Ari yakin foto itu seratus persen bukan hasil editan. Dia mendengar sendiri
kemarin siang saat menelepon Tari, suasana di sekeliling gadis itu sangat ramai
oleh obrolan orang-orang dan musik yang keras, suasana khas foodcourt di mal. Dan tiba-tiba saja
Tari tidak menanggapi perkataannya, kemudian malah menutup telepon dengan
alasan mau menemani Fio memborong kaset drama Korea.
Sebenarnya
segala macam bentuk kecurigaan telah bermunculan di benak Ari sejak terakhir
kali ia menelepon Tari. Pelan-pelan, Ari bisa melihat benang-benang yang makin
terjalin secara jelas, alasan-alasan yang melatarbelakangi keanehan sikap gadis
itu. Tari selingkuh dengan Angga, entah kenapa, bagaimana, dan sejak kapan.
Kemarin siang ia jalan dengan cowok itu di mal. Karena nyaris ketahuan, Tari
tidak berani menemui Ari sehingga memutuskan untuk menginap di rumah teman.

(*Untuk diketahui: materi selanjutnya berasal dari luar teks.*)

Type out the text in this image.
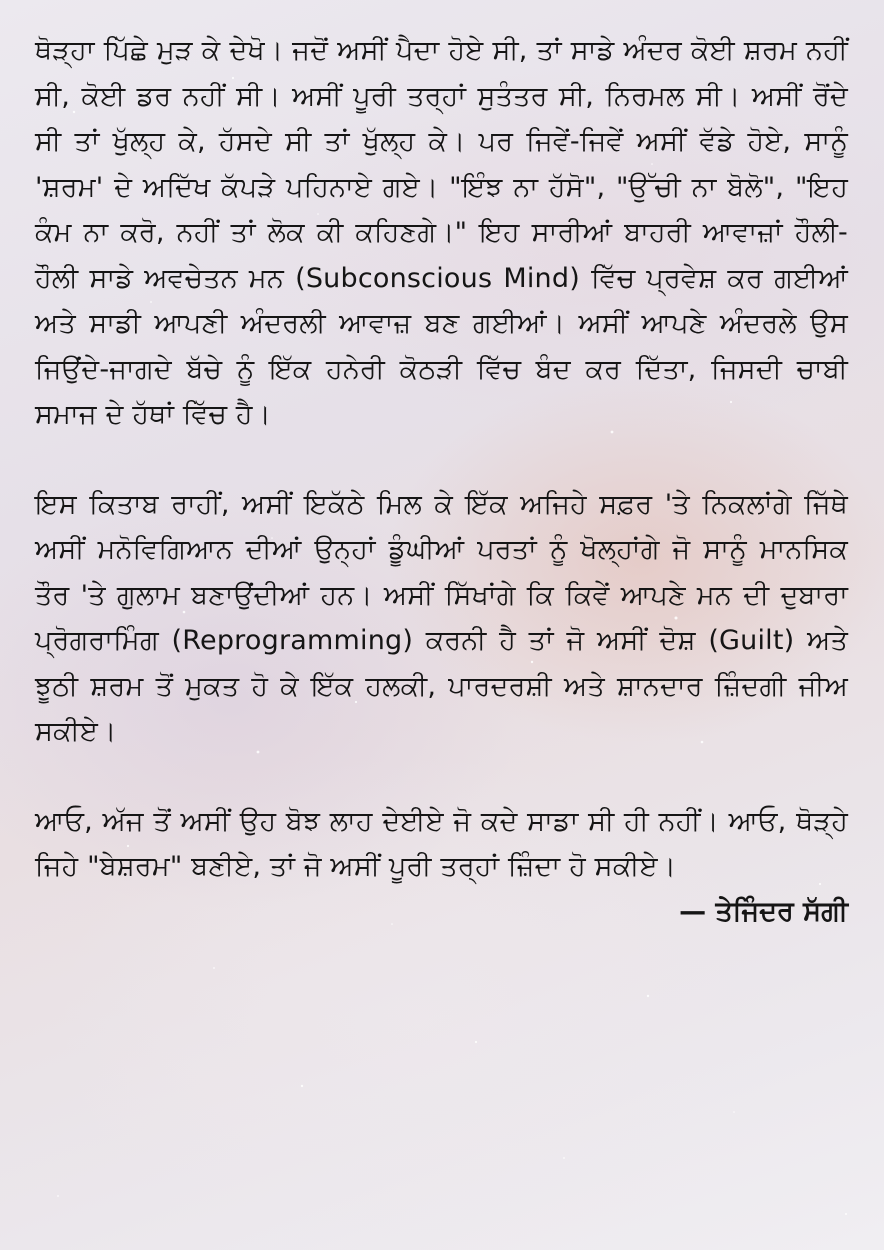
ਥੋੜ੍ਹਾ ਪਿੱਛੇ ਮੁੜ ਕੇ ਦੇਖੋ। ਜਦੋਂ ਅਸੀਂ ਪੈਦਾ ਹੋਏ ਸੀ, ਤਾਂ ਸਾਡੇ ਅੰਦਰ ਕੋਈ ਸ਼ਰਮ ਨਹੀਂ ਸੀ, ਕੋਈ ਡਰ ਨਹੀਂ ਸੀ। ਅਸੀਂ ਪੂਰੀ ਤਰ੍ਹਾਂ ਸੁਤੰਤਰ ਸੀ, ਨਿਰਮਲ ਸੀ। ਅਸੀਂ ਰੋਂਦੇ ਸੀ ਤਾਂ ਖੁੱਲ੍ਹ ਕੇ, ਹੱਸਦੇ ਸੀ ਤਾਂ ਖੁੱਲ੍ਹ ਕੇ। ਪਰ ਜਿਵੇਂ-ਜਿਵੇਂ ਅਸੀਂ ਵੱਡੇ ਹੋਏ, ਸਾਨੂੰ 'ਸ਼ਰਮ' ਦੇ ਅਦਿੱਖ ਕੱਪੜੇ ਪਹਿਨਾਏ ਗਏ। "ਇੰਝ ਨਾ ਹੱਸੋ", "ਉੱਚੀ ਨਾ ਬੋਲੋ", "ਇਹ ਕੰਮ ਨਾ ਕਰੋ, ਨਹੀਂ ਤਾਂ ਲੋਕ ਕੀ ਕਹਿਣਗੇ।" ਇਹ ਸਾਰੀਆਂ ਬਾਹਰੀ ਆਵਾਜ਼ਾਂ ਹੌਲੀ-ਹੌਲੀ ਸਾਡੇ ਅਵਚੇਤਨ ਮਨ (Subconscious Mind) ਵਿੱਚ ਪ੍ਰਵੇਸ਼ ਕਰ ਗਈਆਂ ਅਤੇ ਸਾਡੀ ਆਪਣੀ ਅੰਦਰਲੀ ਆਵਾਜ਼ ਬਣ ਗਈਆਂ। ਅਸੀਂ ਆਪਣੇ ਅੰਦਰਲੇ ਉਸ ਜਿਉਂਦੇ-ਜਾਗਦੇ ਬੱਚੇ ਨੂੰ ਇੱਕ ਹਨੇਰੀ ਕੋਠੜੀ ਵਿੱਚ ਬੰਦ ਕਰ ਦਿੱਤਾ, ਜਿਸਦੀ ਚਾਬੀ ਸਮਾਜ ਦੇ ਹੱਥਾਂ ਵਿੱਚ ਹੈ।

ਇਸ ਕਿਤਾਬ ਰਾਹੀਂ, ਅਸੀਂ ਇਕੱਠੇ ਮਿਲ ਕੇ ਇੱਕ ਅਜਿਹੇ ਸਫ਼ਰ 'ਤੇ ਨਿਕਲਾਂਗੇ ਜਿੱਥੇ ਅਸੀਂ ਮਨੋਵਿਗਿਆਨ ਦੀਆਂ ਉਨ੍ਹਾਂ ਡੂੰਘੀਆਂ ਪਰਤਾਂ ਨੂੰ ਖੋਲ੍ਹਾਂਗੇ ਜੋ ਸਾਨੂੰ ਮਾਨਸਿਕ ਤੌਰ 'ਤੇ ਗੁਲਾਮ ਬਣਾਉਂਦੀਆਂ ਹਨ। ਅਸੀਂ ਸਿੱਖਾਂਗੇ ਕਿ ਕਿਵੇਂ ਆਪਣੇ ਮਨ ਦੀ ਦੁਬਾਰਾ ਪ੍ਰੋਗਰਾਮਿੰਗ (Reprogramming) ਕਰਨੀ ਹੈ ਤਾਂ ਜੋ ਅਸੀਂ ਦੋਸ਼ (Guilt) ਅਤੇ ਝੂਠੀ ਸ਼ਰਮ ਤੋਂ ਮੁਕਤ ਹੋ ਕੇ ਇੱਕ ਹਲਕੀ, ਪਾਰਦਰਸ਼ੀ ਅਤੇ ਸ਼ਾਨਦਾਰ ਜ਼ਿੰਦਗੀ ਜੀਅ ਸਕੀਏ।

ਆਓ, ਅੱਜ ਤੋਂ ਅਸੀਂ ਉਹ ਬੋਝ ਲਾਹ ਦੇਈਏ ਜੋ ਕਦੇ ਸਾਡਾ ਸੀ ਹੀ ਨਹੀਂ। ਆਓ, ਥੋੜ੍ਹੇ ਜਿਹੇ "ਬੇਸ਼ਰਮ" ਬਣੀਏ, ਤਾਂ ਜੋ ਅਸੀਂ ਪੂਰੀ ਤਰ੍ਹਾਂ ਜ਼ਿੰਦਾ ਹੋ ਸਕੀਏ।

— ਤੇਜਿੰਦਰ ਸੱਗੀ
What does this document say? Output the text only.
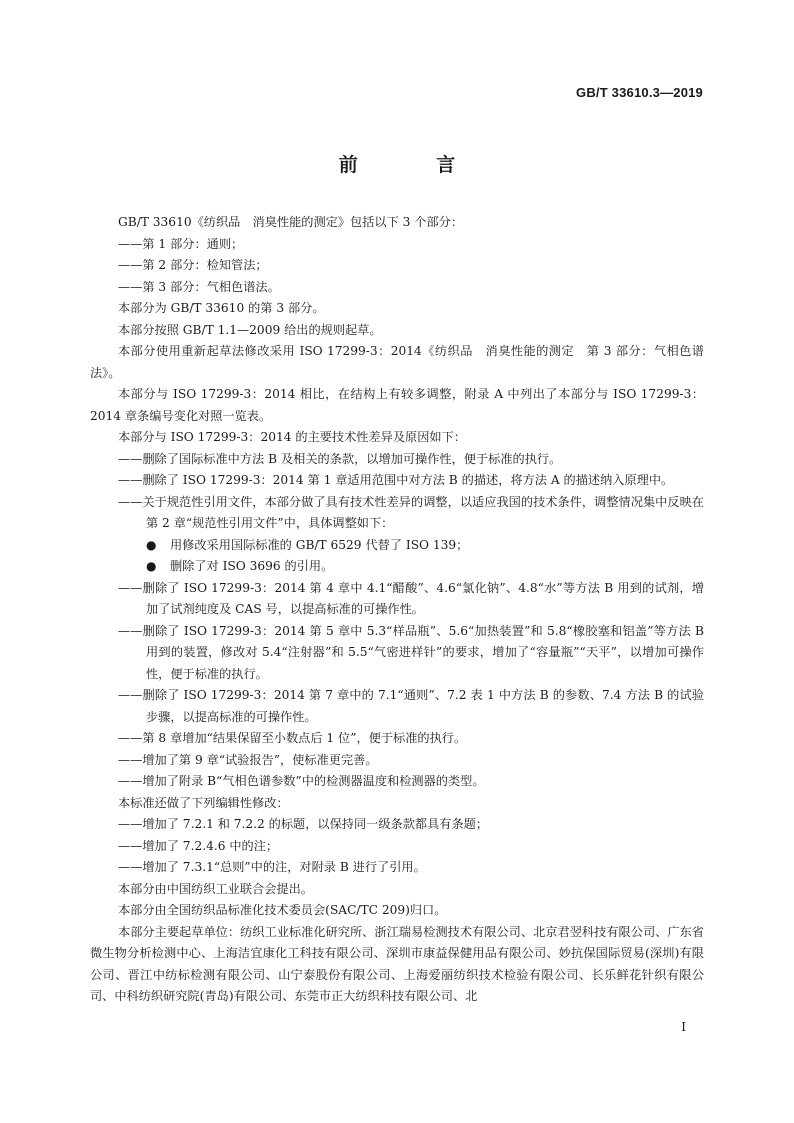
GB/T 33610.3—2019
前 言

GB/T 33610《纺织品　消臭性能的测定》包括以下 3 个部分：

——第 1 部分：通则；

——第 2 部分：检知管法；

——第 3 部分：气相色谱法。

本部分为 GB/T 33610 的第 3 部分。

本部分按照 GB/T 1.1—2009 给出的规则起草。

本部分使用重新起草法修改采用 ISO 17299-3：2014《纺织品　消臭性能的测定　第 3 部分：气相色谱法》。

本部分与 ISO 17299-3：2014 相比，在结构上有较多调整，附录 A 中列出了本部分与 ISO 17299-3：2014 章条编号变化对照一览表。

本部分与 ISO 17299-3：2014 的主要技术性差异及原因如下：

——删除了国际标准中方法 B 及相关的条款，以增加可操作性，便于标准的执行。

——删除了 ISO 17299-3：2014 第 1 章适用范围中对方法 B 的描述，将方法 A 的描述纳入原理中。

——关于规范性引用文件，本部分做了具有技术性差异的调整，以适应我国的技术条件，调整情况集中反映在第 2 章“规范性引用文件”中，具体调整如下：

● 用修改采用国际标准的 GB/T 6529 代替了 ISO 139；

● 删除了对 ISO 3696 的引用。

——删除了 ISO 17299-3：2014 第 4 章中 4.1“醋酸”、4.6“氯化钠”、4.8“水”等方法 B 用到的试剂，增加了试剂纯度及 CAS 号，以提高标准的可操作性。

——删除了 ISO 17299-3：2014 第 5 章中 5.3“样品瓶”、5.6“加热装置”和 5.8“橡胶塞和铝盖”等方法 B 用到的装置，修改对 5.4“注射器”和 5.5“气密进样针”的要求，增加了“容量瓶”“天平”，以增加可操作性，便于标准的执行。

——删除了 ISO 17299-3：2014 第 7 章中的 7.1“通则”、7.2 表 1 中方法 B 的参数、7.4 方法 B 的试验步骤，以提高标准的可操作性。

——第 8 章增加“结果保留至小数点后 1 位”，便于标准的执行。

——增加了第 9 章“试验报告”，使标准更完善。

——增加了附录 B“气相色谱参数”中的检测器温度和检测器的类型。

本标准还做了下列编辑性修改：

——增加了 7.2.1 和 7.2.2 的标题，以保持同一级条款都具有条题；

——增加了 7.2.4.6 中的注；

——增加了 7.3.1“总则”中的注，对附录 B 进行了引用。

本部分由中国纺织工业联合会提出。

本部分由全国纺织品标准化技术委员会(SAC/TC 209)归口。

本部分主要起草单位：纺织工业标准化研究所、浙江瑞易检测技术有限公司、北京君翌科技有限公司、广东省微生物分析检测中心、上海洁宜康化工科技有限公司、深圳市康益保健用品有限公司、妙抗保国际贸易(深圳)有限公司、晋江中纺标检测有限公司、山宁泰股份有限公司、上海爱丽纺织技术检验有限公司、长乐鲜花针织有限公司、中科纺织研究院(青岛)有限公司、东莞市正大纺织科技有限公司、北

I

Jelas saja bukan rumah Fio, karena alamat pencarian kedua yang pasti didatangi
Ari adalah rumah sahabatnya itu.
Ari
menggeram. Berani banget tu cewek!
desisnya dalam hati. Ketika ia menemukan cewek itu nanti, ia bersumpah akan
membuat Tari menceritakan kenyataan yang sesungguhnya dengan cara apapun, meski
itu berarti ia harus mengikat Tari dan menginterogasinya ala penjahat kelas
kakap.
Sementara
pikirannya melantur kemana-mana, Ari tidak sadar motornya kini berhenti di
depan rumah Tari.
“Sialan,
kenapa gue ke sini?” gerutunya. Ia sudah bersiap akan pergi lagi saat pintu
depan terbuka.
“Ari?”
panggil Mama Tari, agak kaget juga.
Ari
menoleh, dan mau tak mau ia turun dari motor untuk menyapa Mama Tari. “Pagi,
Tante.”
Mama
Tari melangkah mendekat ke pagar. “Pagi. Mau nyariin Tari lagi? Tari belom
pulang dari kemarin. Kan dia bilangnya mau nginep dua malem.”
“Ooh,
gitu. Tapi... dia bener-bener nggak ngomong di mana dia nginep?”
Mama
Tari menggeleng. “Nggak. Tapi yang jelas sih sama Fio. Soalnya semalem waktu
Tante telepon, yang ngangkat Fio, katanya Tari lagi di kamar mandi. Kamu udah
coba ke rumahnya Fio?”
“Udah,
Tante. Tapi Tari nggak ada di sana,” jawab Ari, sambil diam-diam otaknya
menyusun rencana untuk membalas keberanian Fio hingga cewek itu kapok dan tidak
akan pernah lagi ikut melarikan diri bersama Tari.
“Yah,
kalo gitu Tante bener-bener nggak tau dia di mana, maaf.” Mama Tari kembali
menggeleng. “Oh iya, kebetulan kamu ke sini. Ini, Tante nitip ini buat Mama
kamu.”
Ari
menerima tas kertas berukuran medium yang disodorkan Mama Tari. “Apa ini?”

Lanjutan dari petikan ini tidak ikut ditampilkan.